The study used an interrupted time series analysis of rates of emergency department (ED) visits and hospitalizations in Canada, recorded in population-based databases from January/April 2010 to March 2021.
In addition the researchers examined ED visits in Ontario and Alberta and hospitalizations in Ontario, Alberta, British Columbia, Prairies (Manitoba, Saskatchewan), and Maritimes (Nova Scotia, New Brunswick, Newfoundland, Prince Edward Island). To calculate monthly rates per 100,000 population, we used monthly counts of presentations for motor vehicle injury or pedestrian/cyclist injury at the ED or hospital. The study utilized an occurrence of one or more International Statistical Classification of Diseases and Related Health Problems, 10th Revision, Canada (ICD-10-CA) code for motor vehicle injury (V20-V29, V40-V79, V30-39, V86) and pedestrian/cyclist injury (V01-V09, V10-V19) within the National Ambulatory Care Reporting System and Discharge Abstract Database.

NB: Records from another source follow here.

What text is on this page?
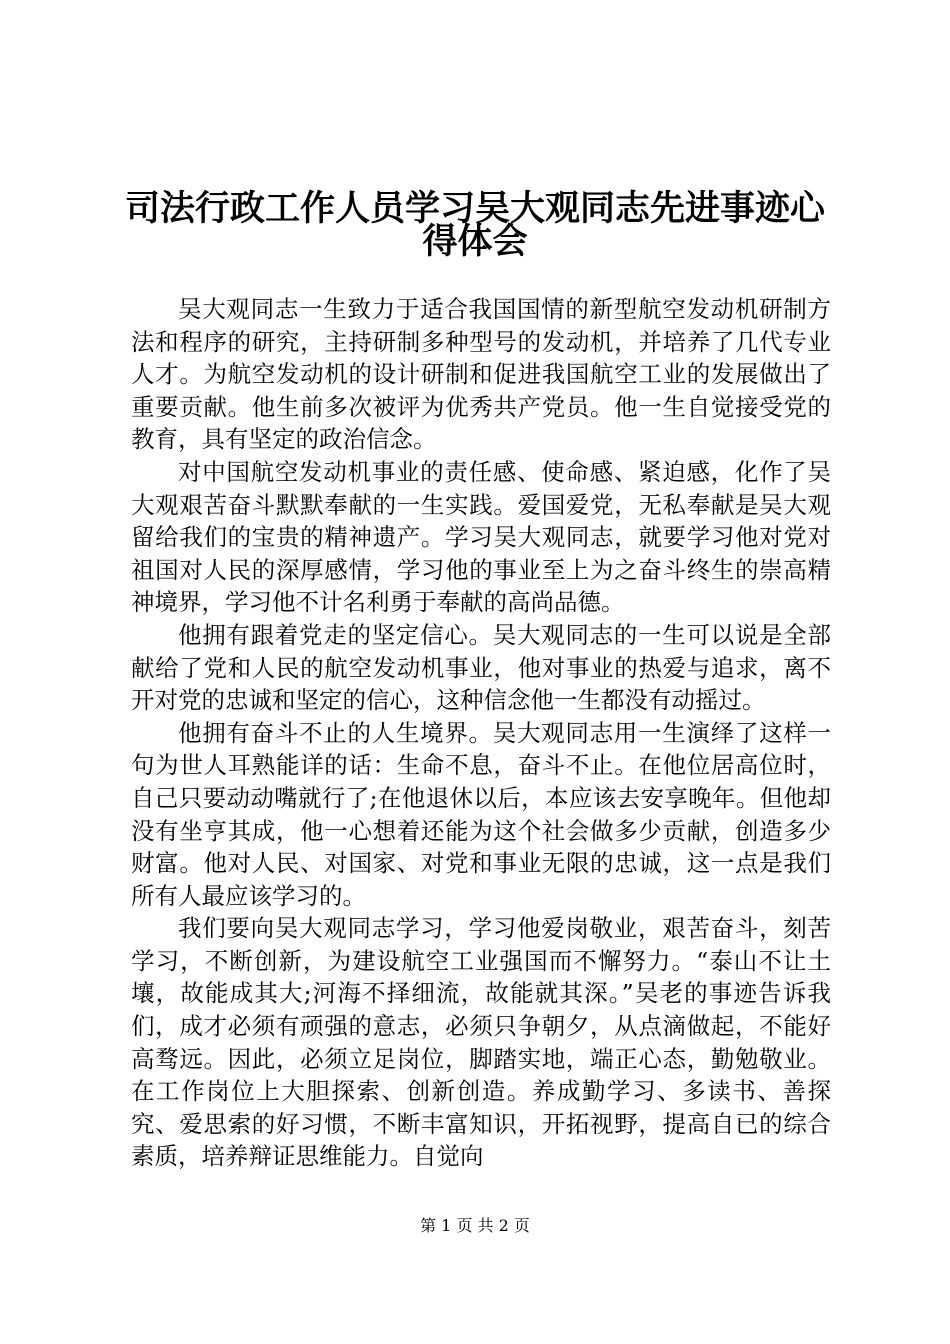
司法行政工作人员学习吴大观同志先进事迹心
得体会

吴大观同志一生致力于适合我国国情的新型航空发动机研制方法和程序的研究，主持研制多种型号的发动机，并培养了几代专业人才。为航空发动机的设计研制和促进我国航空工业的发展做出了重要贡献。他生前多次被评为优秀共产党员。他一生自觉接受党的教育，具有坚定的政治信念。

对中国航空发动机事业的责任感、使命感、紧迫感，化作了吴大观艰苦奋斗默默奉献的一生实践。爱国爱党，无私奉献是吴大观留给我们的宝贵的精神遗产。学习吴大观同志，就要学习他对党对祖国对人民的深厚感情，学习他的事业至上为之奋斗终生的崇高精神境界，学习他不计名利勇于奉献的高尚品德。

他拥有跟着党走的坚定信心。吴大观同志的一生可以说是全部献给了党和人民的航空发动机事业，他对事业的热爱与追求，离不开对党的忠诚和坚定的信心，这种信念他一生都没有动摇过。

他拥有奋斗不止的人生境界。吴大观同志用一生演绎了这样一句为世人耳熟能详的话：生命不息，奋斗不止。在他位居高位时，自己只要动动嘴就行了;在他退休以后，本应该去安享晚年。但他却没有坐亨其成，他一心想着还能为这个社会做多少贡献，创造多少财富。他对人民、对国家、对党和事业无限的忠诚，这一点是我们所有人最应该学习的。

我们要向吴大观同志学习，学习他爱岗敬业，艰苦奋斗，刻苦学习，不断创新，为建设航空工业强国而不懈努力。“泰山不让土壤，故能成其大;河海不择细流，故能就其深。”吴老的事迹告诉我们，成才必须有顽强的意志，必须只争朝夕，从点滴做起，不能好高骛远。因此，必须立足岗位，脚踏实地，端正心态，勤勉敬业。在工作岗位上大胆探索、创新创造。养成勤学习、多读书、善探究、爱思索的好习惯，不断丰富知识，开拓视野，提高自已的综合素质，培养辩证思维能力。自觉向

第 1 页 共 2 页
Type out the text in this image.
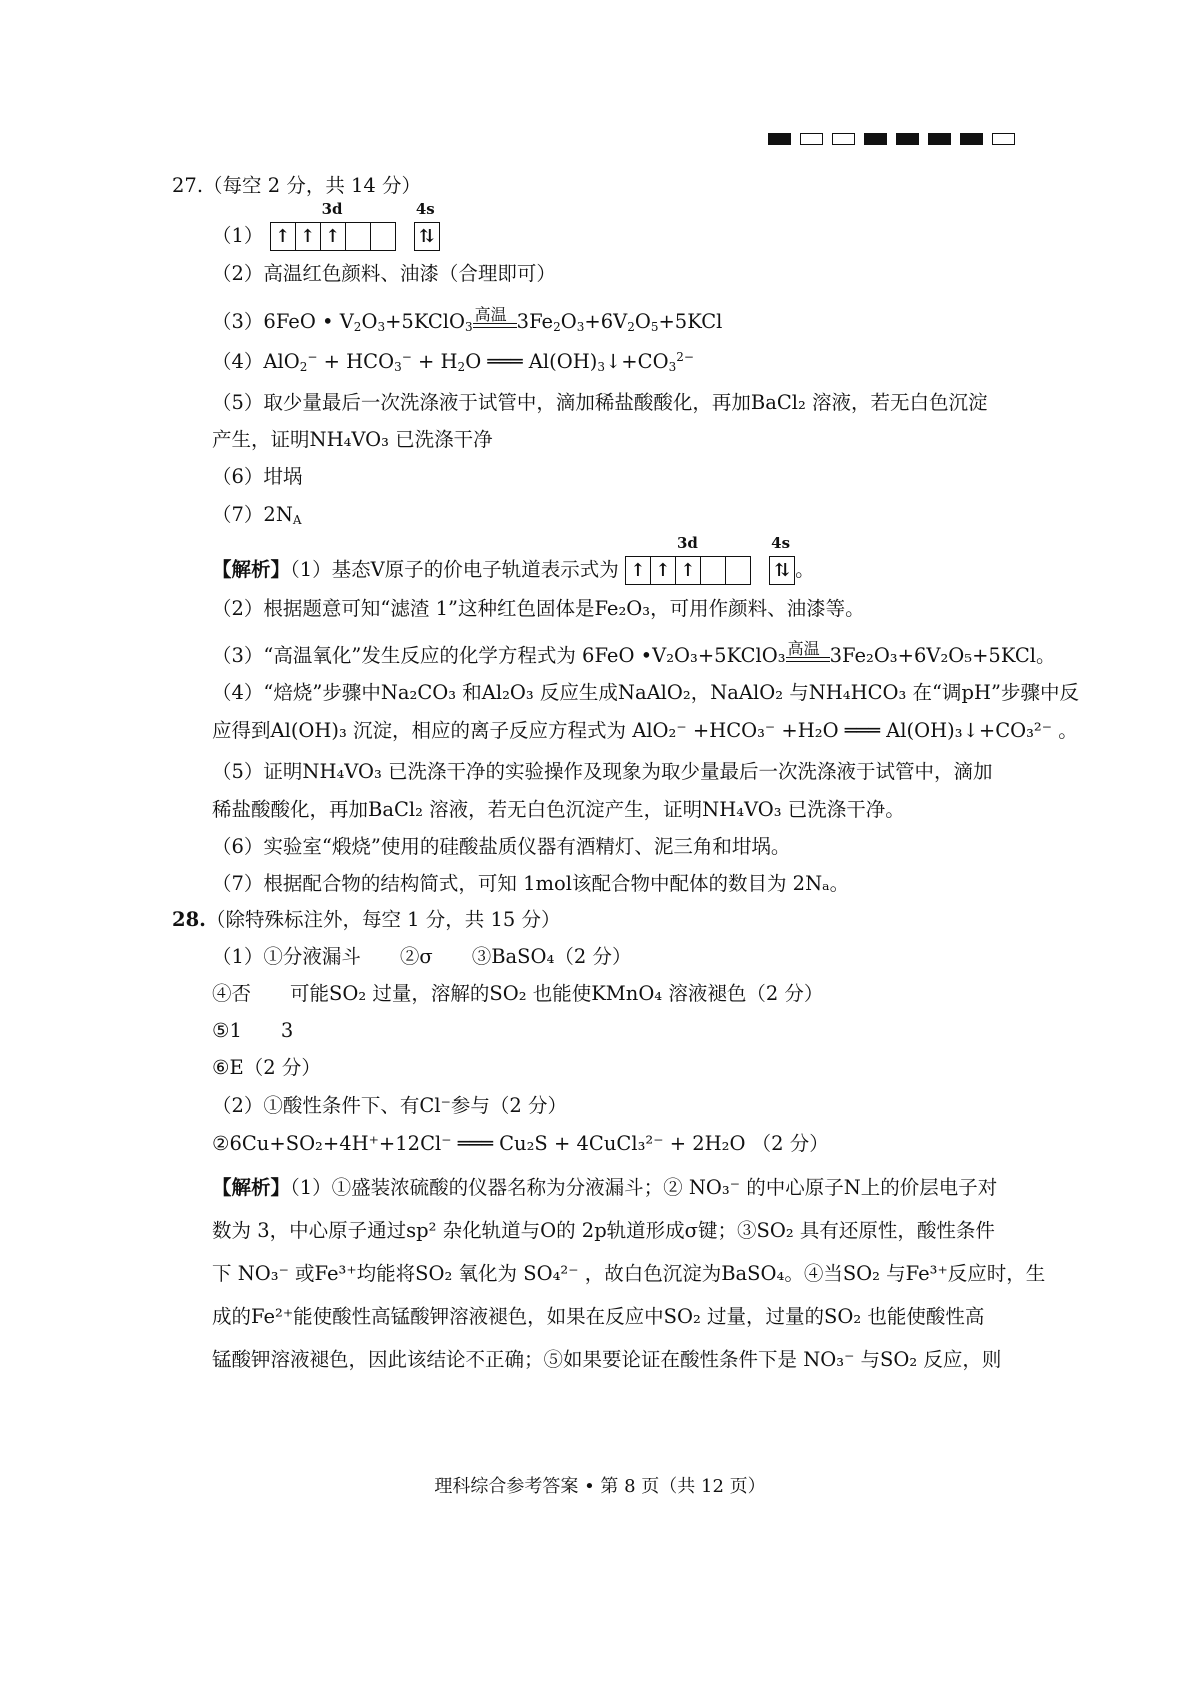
27.（每空 2 分，共 14 分）
（1）
3d
↑ ↑ ↑

4s
⇅
（2）高温红色颜料、油漆（合理即可）
（3）6FeO • $V_2O_3+5KClO_3$
高温 $3Fe_2O_3+6V_2O_5+5KCl$
$(4)AlO_2^- + HCO_3^- + H_2O$ ═══ $Al(OH)_3↓+CO_3^{2-}$
（5）取少量最后一次洗涤液于试管中，滴加稀盐酸酸化，再加BaCl₂ 溶液，若无白色沉淀
产生，证明NH₄VO₃ 已洗涤干净
（6）坩埚
$(7)2N_A$
【解析】（1）基态V原子的价电子轨道表示式为
3d
↑ ↑ ↑

4s
⇅ 。
（2）根据题意可知“滤渣 1”这种红色固体是Fe₂O₃，可用作颜料、油漆等。
（3）“高温氧化”发生反应的化学方程式为 6FeO •V₂O₃+5KClO₃ 高温 3Fe₂O₃+6V₂O₅+5KCl。
（4）“焙烧”步骤中Na₂CO₃ 和Al₂O₃ 反应生成NaAlO₂，NaAlO₂ 与NH₄HCO₃ 在“调pH”步骤中反
应得到Al(OH)₃ 沉淀，相应的离子反应方程式为 AlO₂⁻ +HCO₃⁻ +H₂O ═══ Al(OH)₃↓+CO₃²⁻ 。
（5）证明NH₄VO₃ 已洗涤干净的实验操作及现象为取少量最后一次洗涤液于试管中，滴加
稀盐酸酸化，再加BaCl₂ 溶液，若无白色沉淀产生，证明NH₄VO₃ 已洗涤干净。
（6）实验室“煅烧”使用的硅酸盐质仪器有酒精灯、泥三角和坩埚。
（7）根据配合物的结构简式，可知 1mol该配合物中配体的数目为 2Nₐ。
28.（除特殊标注外，每空 1 分，共 15 分）
（1）①分液漏斗　　②σ　　③BaSO₄（2 分）
④否　　可能SO₂ 过量，溶解的SO₂ 也能使KMnO₄ 溶液褪色（2 分）
⑤1　　3
⑥E（2 分）
（2）①酸性条件下、有Cl⁻参与（2 分）
②6Cu+SO₂+4H⁺+12Cl⁻ ═══ Cu₂S + 4CuCl₃²⁻ + 2H₂O （2 分）
【解析】（1）①盛装浓硫酸的仪器名称为分液漏斗；② NO₃⁻ 的中心原子N上的价层电子对
数为 3，中心原子通过sp² 杂化轨道与O的 2p轨道形成σ键；③SO₂ 具有还原性，酸性条件
下 NO₃⁻ 或Fe³⁺均能将SO₂ 氧化为 SO₄²⁻ ，故白色沉淀为BaSO₄。④当SO₂ 与Fe³⁺反应时，生
成的Fe²⁺能使酸性高锰酸钾溶液褪色，如果在反应中SO₂ 过量，过量的SO₂ 也能使酸性高
锰酸钾溶液褪色，因此该结论不正确；⑤如果要论证在酸性条件下是 NO₃⁻ 与SO₂ 反应，则
理科综合参考答案 • 第 8 页（共 12 页）
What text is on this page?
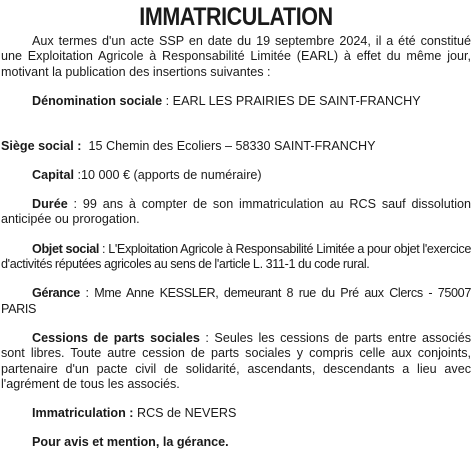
IMMATRICULATION

Aux termes d'un acte SSP en date du 19 septembre 2024, il a été constitué une Exploitation Agricole à Responsabilité Limitée (EARL) à effet du même jour, motivant la publication des insertions suivantes :

Dénomination sociale : EARL LES PRAIRIES DE SAINT-FRANCHY

Siège social : 15 Chemin des Ecoliers – 58330 SAINT-FRANCHY

Capital :10 000 € (apports de numéraire)

Durée : 99 ans à compter de son immatriculation au RCS sauf dissolution anticipée ou prorogation.

Objet social : L'Exploitation Agricole à Responsabilité Limitée a pour objet l'exercice d'activités réputées agricoles au sens de l'article L. 311-1 du code rural.

Gérance : Mme Anne KESSLER, demeurant 8 rue du Pré aux Clercs - 75007 PARIS

Cessions de parts sociales : Seules les cessions de parts entre associés sont libres. Toute autre cession de parts sociales y compris celle aux conjoints, partenaire d'un pacte civil de solidarité, ascendants, descendants a lieu avec l'agrément de tous les associés.

Immatriculation : RCS de NEVERS

Pour avis et mention, la gérance.
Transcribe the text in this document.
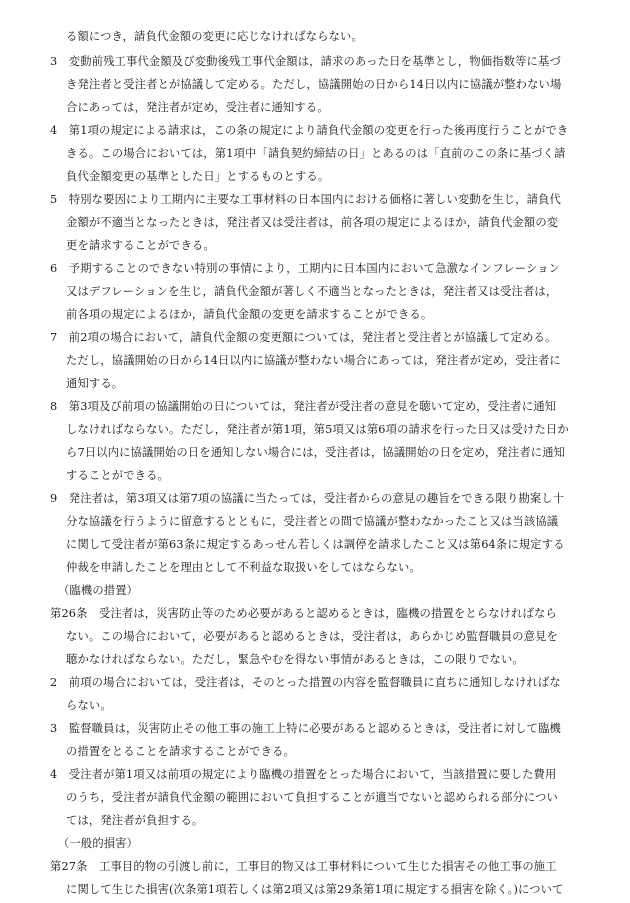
る額につき，請負代金額の変更に応じなければならない。
3　変動前残工事代金額及び変動後残工事代金額は，請求のあった日を基準とし，物価指数等に基づ
き発注者と受注者とが協議して定める。ただし，協議開始の日から14日以内に協議が整わない場
合にあっては，発注者が定め，受注者に通知する。
4　第1項の規定による請求は，この条の規定により請負代金額の変更を行った後再度行うことができ
きる。この場合においては，第1項中「請負契約締結の日」とあるのは「直前のこの条に基づく請
負代金額変更の基準とした日」とするものとする。
5　特別な要因により工期内に主要な工事材料の日本国内における価格に著しい変動を生じ，請負代
金額が不適当となったときは，発注者又は受注者は，前各項の規定によるほか，請負代金額の変
更を請求することができる。
6　予期することのできない特別の事情により，工期内に日本国内において急激なインフレーション
又はデフレーションを生じ，請負代金額が著しく不適当となったときは，発注者又は受注者は，
前各項の規定によるほか，請負代金額の変更を請求することができる。
7　前2項の場合において，請負代金額の変更額については，発注者と受注者とが協議して定める。
ただし，協議開始の日から14日以内に協議が整わない場合にあっては，発注者が定め，受注者に
通知する。
8　第3項及び前項の協議開始の日については，発注者が受注者の意見を聴いて定め，受注者に通知
しなければならない。ただし，発注者が第1項，第5項又は第6項の請求を行った日又は受けた日か
ら7日以内に協議開始の日を通知しない場合には，受注者は，協議開始の日を定め，発注者に通知
することができる。
9　発注者は，第3項又は第7項の協議に当たっては，受注者からの意見の趣旨をできる限り勘案し十
分な協議を行うように留意するとともに，受注者との間で協議が整わなかったこと又は当該協議
に関して受注者が第63条に規定するあっせん若しくは調停を請求したこと又は第64条に規定する
仲裁を申請したことを理由として不利益な取扱いをしてはならない。
（臨機の措置）
第26条　受注者は，災害防止等のため必要があると認めるときは，臨機の措置をとらなければなら
ない。この場合において，必要があると認めるときは，受注者は，あらかじめ監督職員の意見を
聴かなければならない。ただし，緊急やむを得ない事情があるときは，この限りでない。
2　前項の場合においては，受注者は，そのとった措置の内容を監督職員に直ちに通知しなければな
らない。
3　監督職員は，災害防止その他工事の施工上特に必要があると認めるときは，受注者に対して臨機
の措置をとることを請求することができる。
4　受注者が第1項又は前項の規定により臨機の措置をとった場合において，当該措置に要した費用
のうち，受注者が請負代金額の範囲において負担することが適当でないと認められる部分につい
ては，発注者が負担する。
（一般的損害）
第27条　工事目的物の引渡し前に，工事目的物又は工事材料について生じた損害その他工事の施工
に関して生じた損害(次条第1項若しくは第2項又は第29条第1項に規定する損害を除く。)について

The study found that there were no statistically significant changes in rates of ED visits and hospitalizations for motor vehicle or pedestrian/cyclist injury after the legalization of recreational cannabis, after accounting for multiple testing.
However, the researchers noted an immediate decrease in the rate of ED visits for motor vehicle injury after the COVID-19 lockdowns, which was statistically significant only in Ontario (level change ß = -16.07 in Ontario, 95% confidence interval [CI] -20.55 to -11.60, p=0.000; ß = -10.34 in Alberta, 95% CI -17.80 to -2.89, p=0.008; alpha of 0.004). There were no changes in rates of hospitalizations for traffic injuries.
The study’s findings suggest that the legalization of recreational cannabis did not have a significant impact on motor vehicle and pedestrian/cyclist injuries in Canada. This is consistent with previous research conducted in other countries that have legalized cannabis, such as Colorado in the United States. The study also highlights the importance of considering external factors such as COVID-19 lockdowns when analyzing trends in traffic injuries. The decrease in the rate of ED visits for motor vehicle injury after COVID-19 suggests that measures such as reduced traffic congestion and increased public awareness of safety may have contributed to the decline.
In conclusion, the study provides evidence that the legalization of recreational cannabis in Canada did not have a significant impact on rates of traffic injuries. This information can be used to inform policy decisions and public education efforts regarding the responsible use of cannabis and road safety. The study’s findings also emphasize the importance of continued monitoring and analysis of trends in traffic injuries to ensure the safety of all Canadians on the roads.